How so many layabouts get into such a position is beyond me... Then again my HC is a kiss ass.. Go it.

I hope I get as lucky, thanks for the input


----------



## Tulsa299 (Oct 10, 2017)

chefandrewl said:


> What if the situation was reversed, and you were the head chef and had a line cook doing these things? You need to inform the owner of your concerns, and if he can not make the change, you should look for a different location to practice your craft.


I'd kick his ass into shape and make his life hell if he didn't do what is reasonable.

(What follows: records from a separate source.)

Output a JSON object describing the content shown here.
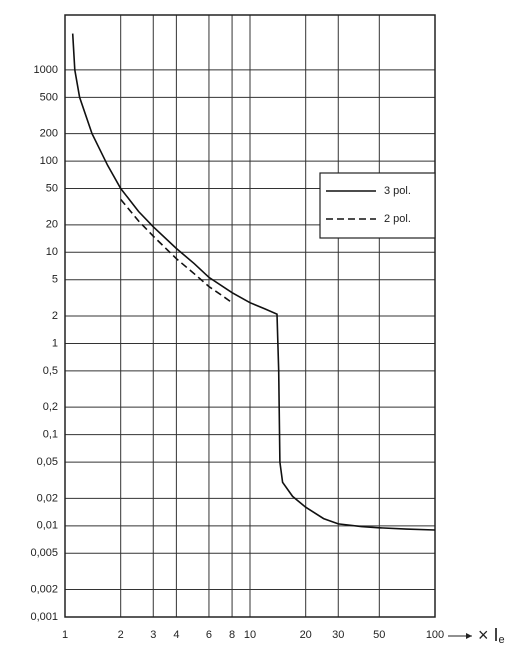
{
  "chart_data": {
    "type": "line",
    "xscale": "log",
    "yscale": "log",
    "grid": true,
    "xlim": [
      1,
      100
    ],
    "ylim": [
      0.001,
      4000
    ],
    "xticks": [
      1,
      2,
      3,
      4,
      6,
      8,
      10,
      20,
      30,
      50,
      100
    ],
    "yticks": [
      {
        "value": 0.001,
        "label": "0,001"
      },
      {
        "value": 0.002,
        "label": "0,002"
      },
      {
        "value": 0.005,
        "label": "0,005"
      },
      {
        "value": 0.01,
        "label": "0,01"
      },
      {
        "value": 0.02,
        "label": "0,02"
      },
      {
        "value": 0.05,
        "label": "0,05"
      },
      {
        "value": 0.1,
        "label": "0,1"
      },
      {
        "value": 0.2,
        "label": "0,2"
      },
      {
        "value": 0.5,
        "label": "0,5"
      },
      1,
      2,
      5,
      10,
      20,
      50,
      100,
      200,
      500,
      1000
    ],
    "x_label": {
      "text": "× I",
      "subscript": "e"
    },
    "legend": "upper right",
    "series": [
      {
        "name": "3 pol.",
        "color": "#111",
        "dash": "solid",
        "x": [
          1.1,
          1.13,
          1.2,
          1.4,
          1.7,
          2,
          2.5,
          3,
          4,
          5,
          6,
          8,
          10,
          12,
          14,
          14.3,
          14.5,
          15,
          17,
          20,
          25,
          30,
          40,
          50,
          70,
          100
        ],
        "values": [
          2500,
          1000,
          500,
          200,
          90,
          50,
          28,
          19,
          11,
          7.5,
          5.3,
          3.6,
          2.8,
          2.4,
          2.1,
          0.5,
          0.05,
          0.03,
          0.021,
          0.016,
          0.012,
          0.0105,
          0.0098,
          0.0095,
          0.0092,
          0.009
        ]
      },
      {
        "name": "2 pol.",
        "color": "#111",
        "dash": "dashed",
        "x": [
          2,
          2.5,
          3,
          4,
          5,
          6,
          7,
          8
        ],
        "values": [
          38,
          22,
          15,
          8.5,
          5.8,
          4.2,
          3.4,
          2.8
        ]
      }
    ]
  }
}
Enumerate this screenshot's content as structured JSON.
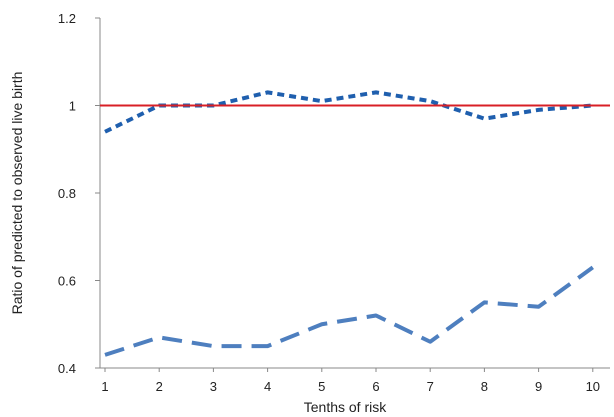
{
  "chart_data": {
    "type": "line",
    "xlabel": "Tenths of risk",
    "ylabel": "Ratio of predicted to observed live birth",
    "x": [
      1,
      2,
      3,
      4,
      5,
      6,
      7,
      8,
      9,
      10
    ],
    "x_ticks": [
      "1",
      "2",
      "3",
      "4",
      "5",
      "6",
      "7",
      "8",
      "9",
      "10"
    ],
    "ylim": [
      0.4,
      1.2
    ],
    "y_ticks": [
      "0.4",
      "0.6",
      "0.8",
      "1",
      "1.2"
    ],
    "grid": false,
    "series": [
      {
        "style": "short-dash",
        "color": "#1f5fae",
        "values": [
          0.94,
          1.0,
          1.0,
          1.03,
          1.01,
          1.03,
          1.01,
          0.97,
          0.99,
          1.0
        ]
      },
      {
        "style": "long-dash",
        "color": "#4e7fbf",
        "values": [
          0.43,
          0.47,
          0.45,
          0.45,
          0.5,
          0.52,
          0.46,
          0.55,
          0.54,
          0.63
        ]
      }
    ],
    "reference_line": {
      "y": 1.0,
      "color": "#d81f26"
    }
  }
}
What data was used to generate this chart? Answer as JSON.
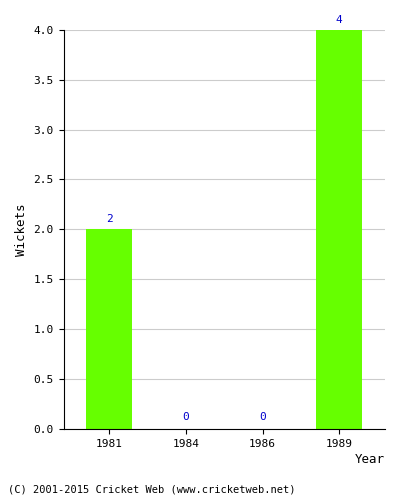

I really want to but the social aspect deters me, yesterday I tore into some jumped up FoH that was trying to sass my KPs and nobody spoke to me all day, I fear if I mention it I may loose my job or be laughed at as they don't see what goes on in kitchen 

The HC already has a good friend in FoH upper management and is far better at socializing than I.


----------



## Tulsa299 (Oct 10, 2017)

chefbillyb said:


> Ok, lets keep it simple. The "Cream will always rise to the top" but, in your case it may not be seen by the powers to be. In your case you need to bring the jug of milk to the owner and explain how the process works. You, "the cream" can't show this by just working in the kitchen under the incompetent management. If this were me I would ask to meet with the owner and explain how you can run the kitchen with less labor, better quality and lower food cost. Money talks! I've done this is 50% of the places I worked in. It's up to be to promote myself not, wait for someone to happen by and see my worth.....Good luck and remember, you go to work to achieve your goals and make a living. Not to make friends........ChefBillyB


I've taken your advice well and I've begun compiling a lot of data.
Thank you


----------



## Tulsa299 (Oct 10, 2017)

Thanks for the advice everyone, again sorry for the late response I'm sure ya'll understand


----------